Partiamo da questo primo simbolo, dall'acqua che disseta, che sfocia nella vita piena, che zampilla fino alla vita eterna; dall'acqua scambiata, come parola intessuta nel dialogo. La prima domanda che Gesù, proveniente dalla Giudea, rivolge alla donna che è giunta sola al pozzo, verso mezzogiorno - il che è abbastanza insolito perché l'acqua si attingeva alla sera e non a mezzogiorno - mentre i discepoli sono andati a fare provviste, è: "Dammi da bere".
Gesù è accanto al pozzo ma non può attingere, ha bisogno della mediazione di qualcuno. Inizia così il dialogo con un momento di contrasto che sottolinea l'estraneità, l'ostilità, il conflitto fra i due gruppi etnici e sociali, tra samaritani e giudei.
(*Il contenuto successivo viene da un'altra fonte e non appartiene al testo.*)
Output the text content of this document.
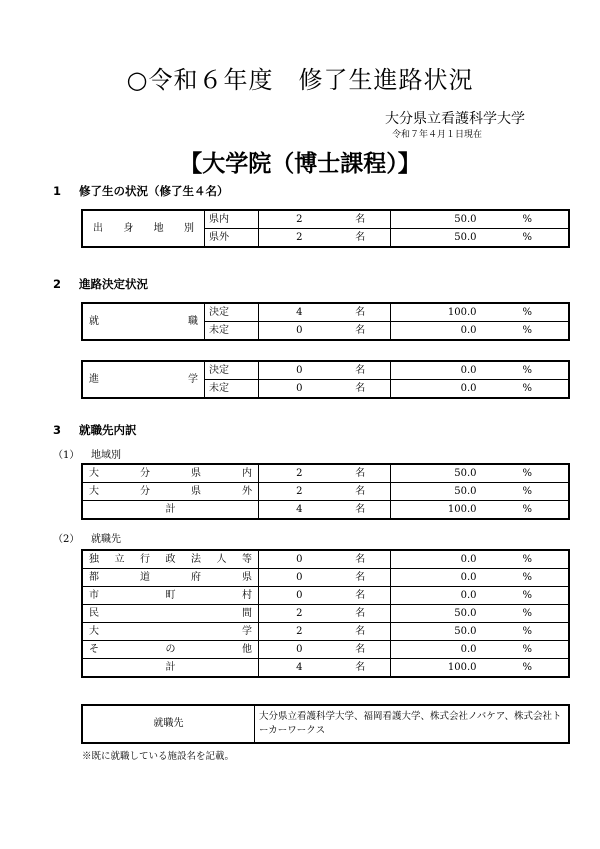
○令和６年度　修了生進路状況
大分県立看護科学大学
令和７年４月１日現在
【大学院（博士課程）】
1 修了生の状況（修了生４名）
出身地別	県内	2	名	50.0	%
	県外	2	名	50.0	%
2 進路決定状況
就職	決定	4	名	100.0	%
	未定	0	名	0.0	%
進学	決定	0	名	0.0	%
	未定	0	名	0.0	%
3 就職先内訳
（1） 地域別
大分県内	2	名	50.0	%
大分県外	2	名	50.0	%
計	4	名	100.0	%
（2） 就職先
独立行政法人等	0	名	0.0	%
都道府県	0	名	0.0	%
市町村	0	名	0.0	%
民間	2	名	50.0	%
大学	2	名	50.0	%
その他	0	名	0.0	%
計	4	名	100.0	%
就職先	大分県立看護科学大学、福岡看護大学、株式会社ノバケア、株式会社トーカーワークス
※既に就職している施設名を記載。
Esiste anche una differenza di etnia, perché i samaritani sono nati da un ibrido. Gli Assiri, quando conquistarono Samaria, avevano praticato una tipica forma di pulizia etnica, deportando parte della popolazione, soprattutto intellettuali e tecnici, ed importando stranieri. Dalla combinazione sono nati i samaritani, etnicamente ibridi, religiosamente eretici, dissidenti rispetto alla tradizione religiosa, dato che verso il III-II secolo, forse a partire da Alessandro, hanno avuto un tempio autonomo costruito in concorrenza a quello di Gerusalemme per ragioni politiche, perché avevano sostenuto la campagna di Alessandro per la conquista della Palestina.
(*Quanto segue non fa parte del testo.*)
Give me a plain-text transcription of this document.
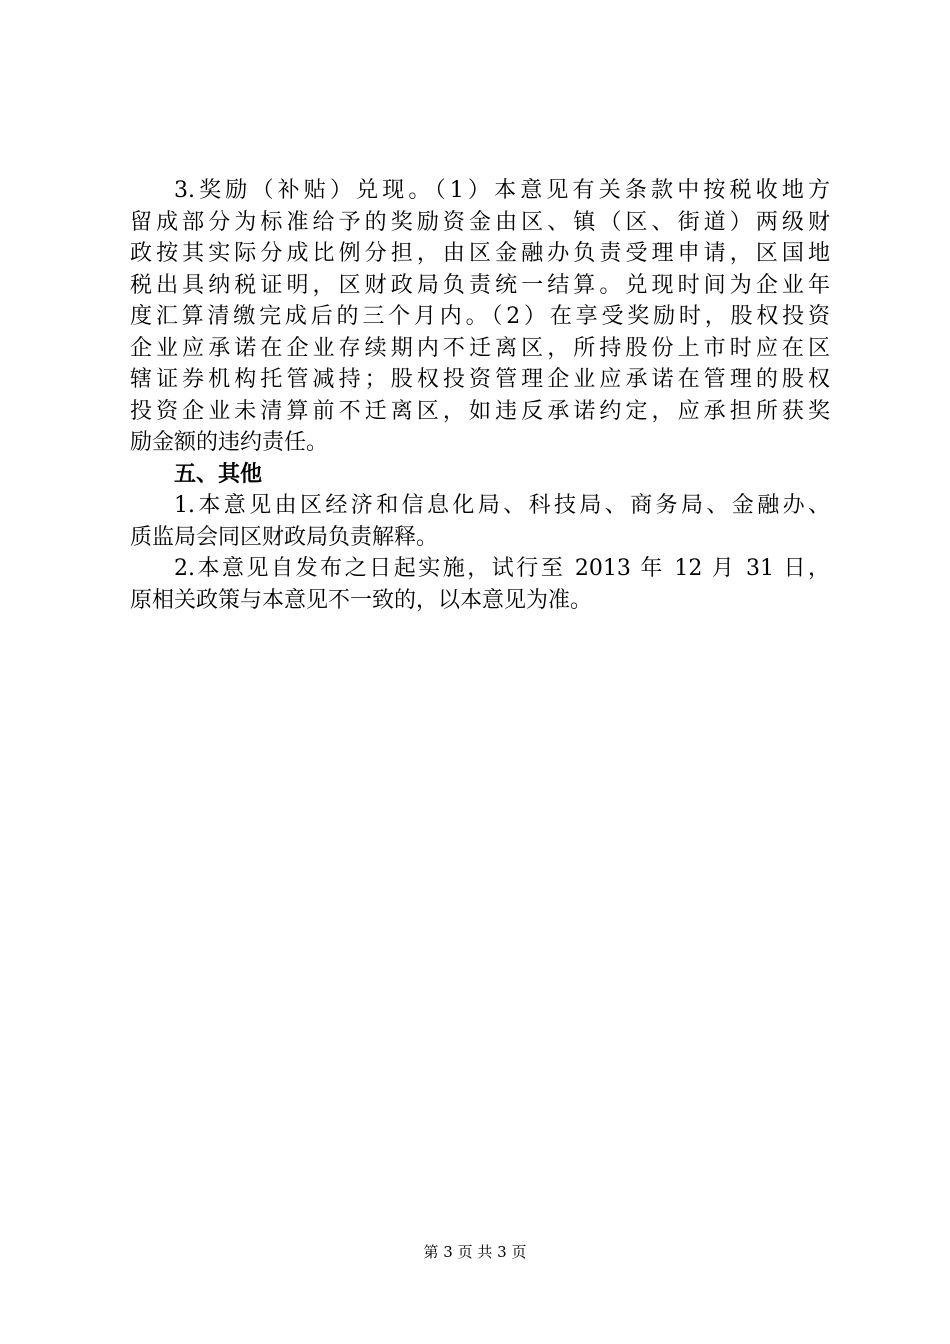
3.奖励（补贴）兑现。（1）本意见有关条款中按税收地方
留成部分为标准给予的奖励资金由区、镇（区、街道）两级财
政按其实际分成比例分担，由区金融办负责受理申请，区国地
税出具纳税证明，区财政局负责统一结算。兑现时间为企业年
度汇算清缴完成后的三个月内。（2）在享受奖励时，股权投资
企业应承诺在企业存续期内不迁离区，所持股份上市时应在区
辖证券机构托管减持；股权投资管理企业应承诺在管理的股权
投资企业未清算前不迁离区，如违反承诺约定，应承担所获奖
励金额的违约责任。
五、其他
1.本意见由区经济和信息化局、科技局、商务局、金融办、
质监局会同区财政局负责解释。
2.本意见自发布之日起实施，试行至 2013 年 12 月 31 日，
原相关政策与本意见不一致的，以本意见为准。
第 3 页 共 3 页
C'è una nota dell'evangelista sulle non buone relazioni con i samaritani: "I giudei infatti non mantengono buone relazioni con i samaritani". Nelle parole di risposta della donna viene infatti sottolineato: "Come mai tu, che sei giudeo, chiedi da bere a me, che sono una donna samaritana?". Vi è la contrapposizione giudeo-samaritano, uomo-donna, una diversità anzitutto etnico-religiosa e poi anche antropologica.
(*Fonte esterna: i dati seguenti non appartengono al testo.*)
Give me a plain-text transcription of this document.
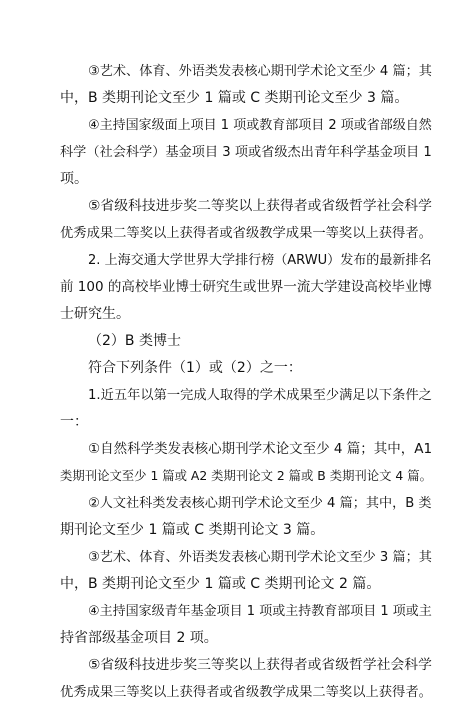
③艺术、体育、外语类发表核心期刊学术论文至少 4 篇；其
中，B 类期刊论文至少 1 篇或 C 类期刊论文至少 3 篇。
④主持国家级面上项目 1 项或教育部项目 2 项或省部级自然
科学（社会科学）基金项目 3 项或省级杰出青年科学基金项目 1
项。
⑤省级科技进步奖二等奖以上获得者或省级哲学社会科学
优秀成果二等奖以上获得者或省级教学成果一等奖以上获得者。
2. 上海交通大学世界大学排行榜（ARWU）发布的最新排名
前 100 的高校毕业博士研究生或世界一流大学建设高校毕业博
士研究生。
（2）B 类博士
符合下列条件（1）或（2）之一：
1.近五年以第一完成人取得的学术成果至少满足以下条件之
一：
①自然科学类发表核心期刊学术论文至少 4 篇；其中，A1
类期刊论文至少 1 篇或 A2 类期刊论文 2 篇或 B 类期刊论文 4 篇。
②人文社科类发表核心期刊学术论文至少 4 篇；其中，B 类
期刊论文至少 1 篇或 C 类期刊论文 3 篇。
③艺术、体育、外语类发表核心期刊学术论文至少 3 篇；其
中，B 类期刊论文至少 1 篇或 C 类期刊论文 2 篇。
④主持国家级青年基金项目 1 项或主持教育部项目 1 项或主
持省部级基金项目 2 项。
⑤省级科技进步奖三等奖以上获得者或省级哲学社会科学
优秀成果三等奖以上获得者或省级教学成果二等奖以上获得者。
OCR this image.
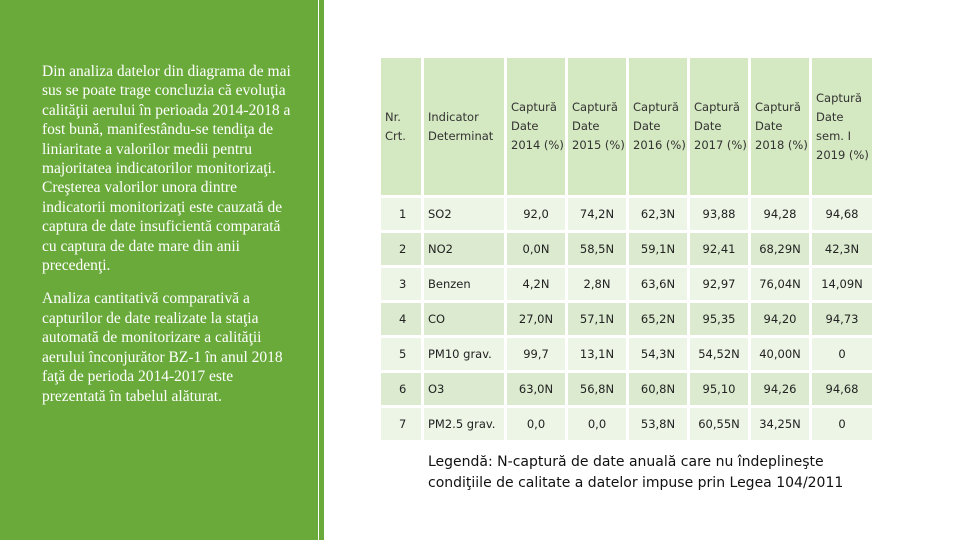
Din analiza datelor din diagrama de mai sus se poate trage concluzia că evoluţia calităţii aerului în perioada 2014-2018 a fost bună, manifestându-se tendiţa de liniaritate a valorilor medii pentru majoritatea indicatorilor monitorizaţi. Creşterea valorilor unora dintre indicatorii monitorizaţi este cauzată de captura de date insuficientă comparată cu captura de date mare din anii precedenţi.

Analiza cantitativă comparativă a capturilor de date realizate la staţia automată de monitorizare a calităţii aerului înconjurător BZ-1 în anul 2018 faţă de perioda 2014-2017 este prezentată în tabelul alăturat.

Nr. Crt.	Indicator Determinat	Captură Date 2014 (%)	Captură Date 2015 (%)	Captură Date 2016 (%)	Captură Date 2017 (%)	Captură Date 2018 (%)	Captură Date sem. I 2019 (%)

1	SO2	92,0	74,2N	62,3N	93,88	94,28	94,68
2	NO2	0,0N	58,5N	59,1N	92,41	68,29N	42,3N
3	Benzen	4,2N	2,8N	63,6N	92,97	76,04N	14,09N
4	CO	27,0N	57,1N	65,2N	95,35	94,20	94,73
5	PM10 grav.	99,7	13,1N	54,3N	54,52N	40,00N	0
6	O3	63,0N	56,8N	60,8N	95,10	94,26	94,68
7	PM2.5 grav.	0,0	0,0	53,8N	60,55N	34,25N	0
Legendă: N-captură de date anuală care nu îndeplineşte
condiţiile de calitate a datelor impuse prin Legea 104/2011
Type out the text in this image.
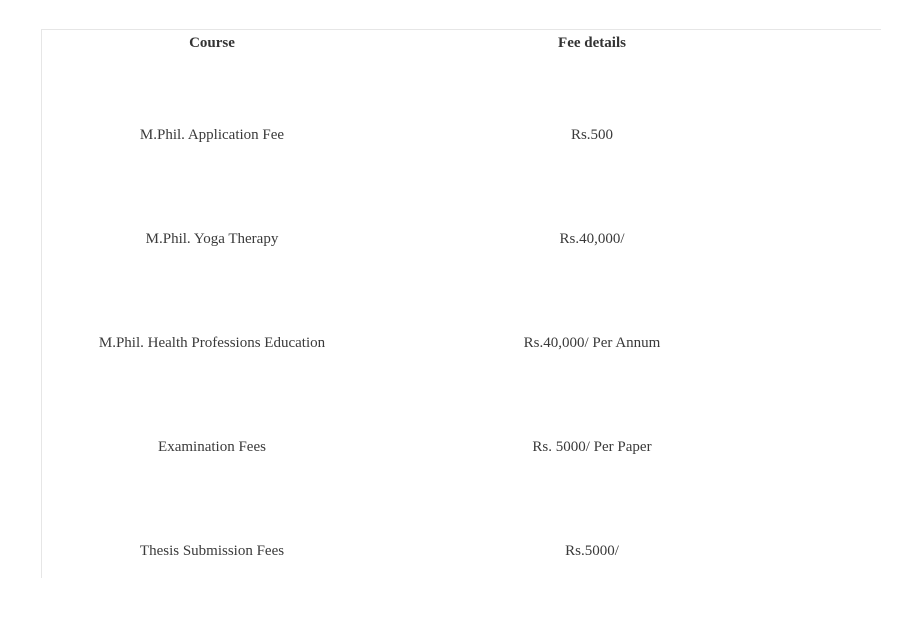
Course	Fee details

M.Phil. Application Fee	Rs.500

M.Phil. Yoga Therapy	Rs.40,000/

M.Phil. Health Professions Education	Rs.40,000/ Per Annum

Examination Fees	Rs. 5000/ Per Paper

Thesis Submission Fees	Rs.5000/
Nell'ambiente ebraico osservante un uomo non poteva parlare da solo con una donna: per stabilire un dialogo si richiedeva la presenza del marito. Ad un certo punto, infatti, verrà richiesta questa presenza legittimante il dialogo.
Gesù non tiene conto né che sia samaritana, né che sia donna, né che sia sola con lui, ma partendo dal bisogno biologico dell'acqua pone la domanda. Dietro quella sete si apre così il simbolo che esprime il bisogno umano e prospetta la dimensione religiosa. È la stessa domanda che Gesù formula prima di morire, e con la quale si chiude la scena della morte narrata dal quarto vangelo: "Sapendo che tutto era compiuto, disse per adempiere la Scrittura: «Ho sete»". Anche in questo caso è mezzogiorno e "dopo aver preso l'aceto di cui era imbevuta la spugna, disse: «Tutto è compiuto». E, chinato il capo, diede lo spirito"(Gv 19,28-30). Parždwken tØ pneãma non indica semplicemente lo spirare, il finire, ma il dare lo spirito.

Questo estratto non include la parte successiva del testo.